Nauru's 2002 Commonwealth Games weightlifting gold medallist Reanna Solomon has died at the age of 40 after contracting COVID-19 ©Getty Images

Reanna Solomon, a mother of five from Nauru who competed at the Olympic Games and remains her country’s only female gold medallist in any sport at the Commonwealth Games, has died from COVID-19 at the age of 40.

Hers is the first recorded COVID-related death in Nauru, the Pacific island with a population of about 11,000.

"Apart from being a great athlete, Reanna was a devoted mother and wife and has sadly left behind her husband Tavita and their five children," said Paul Coffa, the former national coach of Nauru’s weightlifters who is general secretary of the Commonwealth Weightlifting Federation.

"Reanna won two gold medals at the Manchester Commonwealth Games in 2002, in clean and jerk and total in the super-heavyweights.

"She competed at the 2004 Olympic Games in Athens placing 10th, after which she retired.

"Reanna was a superb athlete, naturally strong, who started competing in weightlifting in the 1990s.

"She won three gold medals at the 2003 Pacific Games and was many times Oceania champion."
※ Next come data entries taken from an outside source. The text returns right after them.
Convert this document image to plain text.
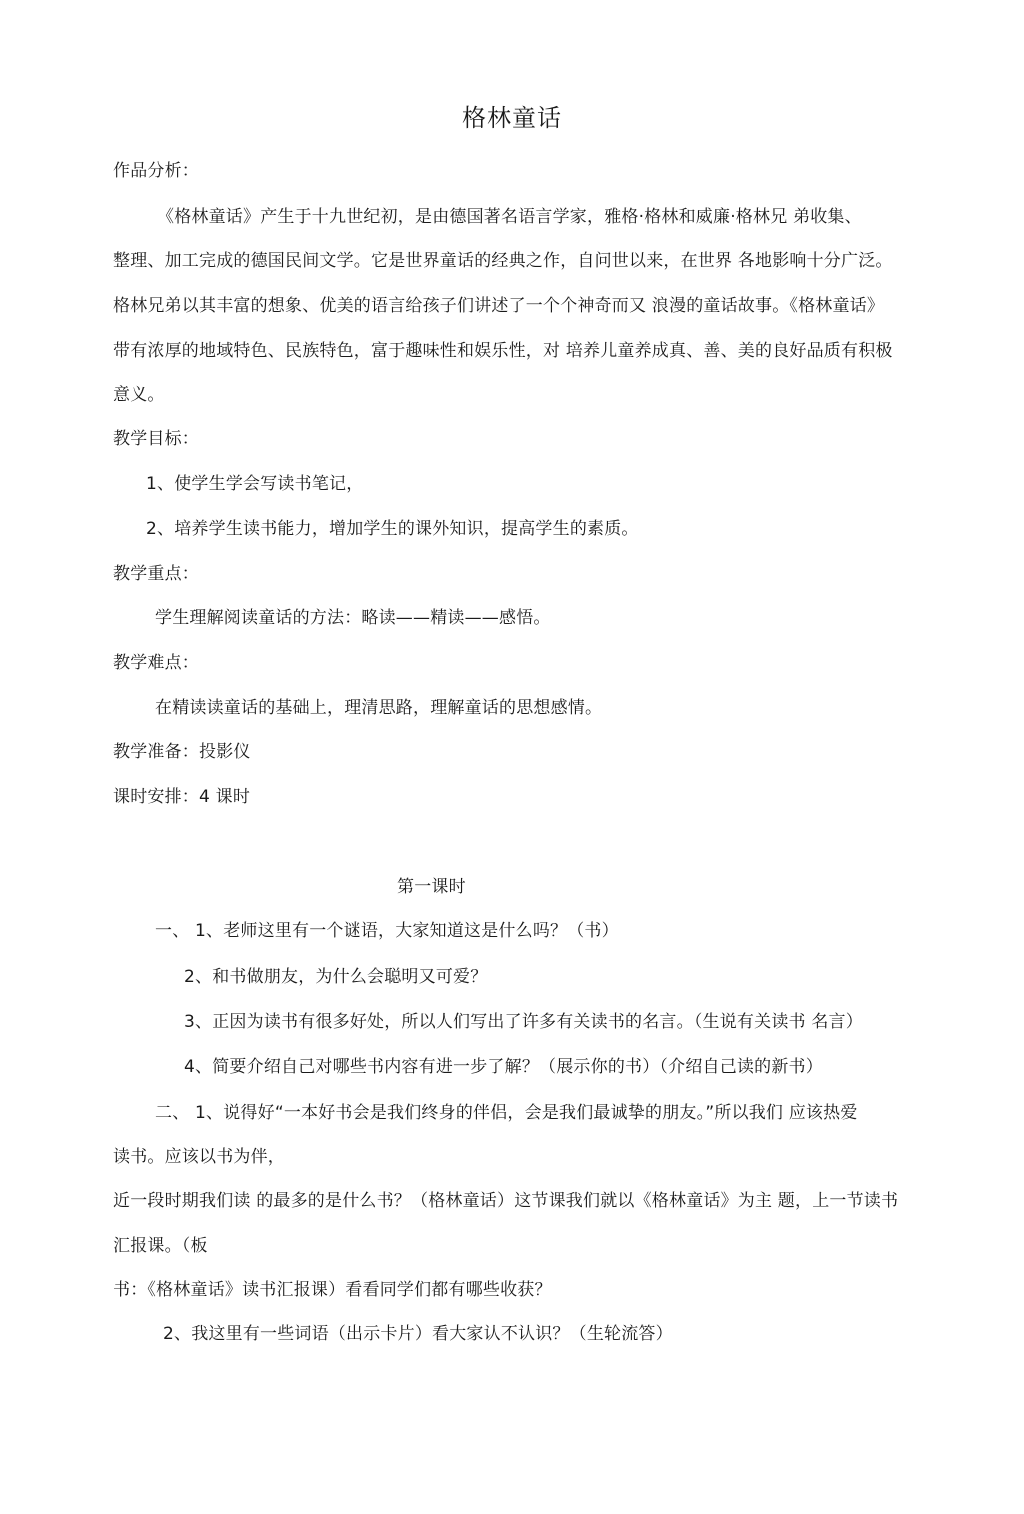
格林童话
作品分析：
《格林童话》产生于十九世纪初，是由德国著名语言学家，雅格·格林和威廉·格林兄 弟收集、
整理、加工完成的德国民间文学。它是世界童话的经典之作，自问世以来，在世界 各地影响十分广泛。
格林兄弟以其丰富的想象、优美的语言给孩子们讲述了一个个神奇而又 浪漫的童话故事。《格林童话》
带有浓厚的地域特色、民族特色，富于趣味性和娱乐性，对 培养儿童养成真、善、美的良好品质有积极
意义。
教学目标：
1、使学生学会写读书笔记，
2、培养学生读书能力，增加学生的课外知识，提高学生的素质。
教学重点：
学生理解阅读童话的方法：略读——精读——感悟。
教学难点：
在精读读童话的基础上，理清思路，理解童话的思想感情。
教学准备：投影仪
课时安排：4 课时
第一课时
一、 1、老师这里有一个谜语，大家知道这是什么吗？（书）
2、和书做朋友，为什么会聪明又可爱？
3、正因为读书有很多好处，所以人们写出了许多有关读书的名言。（生说有关读书 名言）
4、简要介绍自己对哪些书内容有进一步了解？（展示你的书）（介绍自己读的新书）
二、 1、说得好“一本好书会是我们终身的伴侣，会是我们最诚挚的朋友。”所以我们 应该热爱
读书。应该以书为伴，
近一段时期我们读 的最多的是什么书？（格林童话）这节课我们就以《格林童话》为主 题，上一节读书
汇报课。（板
书：《格林童话》读书汇报课）看看同学们都有哪些收获？
2、我这里有一些词语（出示卡片）看大家认不认识？（生轮流答）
Nauru's Reanna Solomon retired from weightlifting after competing at the 2004 Olympic Games in Athens ©Getty Images
Nauru's Reanna Solomon retired from weightlifting after competing at the 2004 Olympic Games in Athens ©Getty Images

Coffa said Solomon’s victory at Manchester 2002, where she won by making her final clean and jerk of 127.5 kilograms to finish ahead of the Australian Caroline Pileggi, was "one of those events that will stay in my mind forever".

Only two other Nauruans, both male and both also weightlifters, have won gold medals at the Commonwealth Games - Marcus Stephen and Yukio Peter.

Stephen, President of the Oceania Weightlifting Federation and a Board member of the International Weightlifting Federation said, "This is a very sad day for us."

Stephen, whose popularity as a weightlifter helped him to become president of Nauru from 2007 to 2011, said Solomon had "set the standard for our female lifters to follow".

Coffa said, "On behalf of the Oceania and Commonwealth Weightlifting Federations we extend our deepest sympathies to her family and our condolences also to the Nauru Weightlifting Federation and the Nauru Olympic Committee."

Nauru had zero positive cases in the first outbreak of COVID but more than half the population have tested positive in the Omicron outbreak.

Latest figures show that more than half the population have tested positive, and nearly 4,000 Nauruans are in lockdown.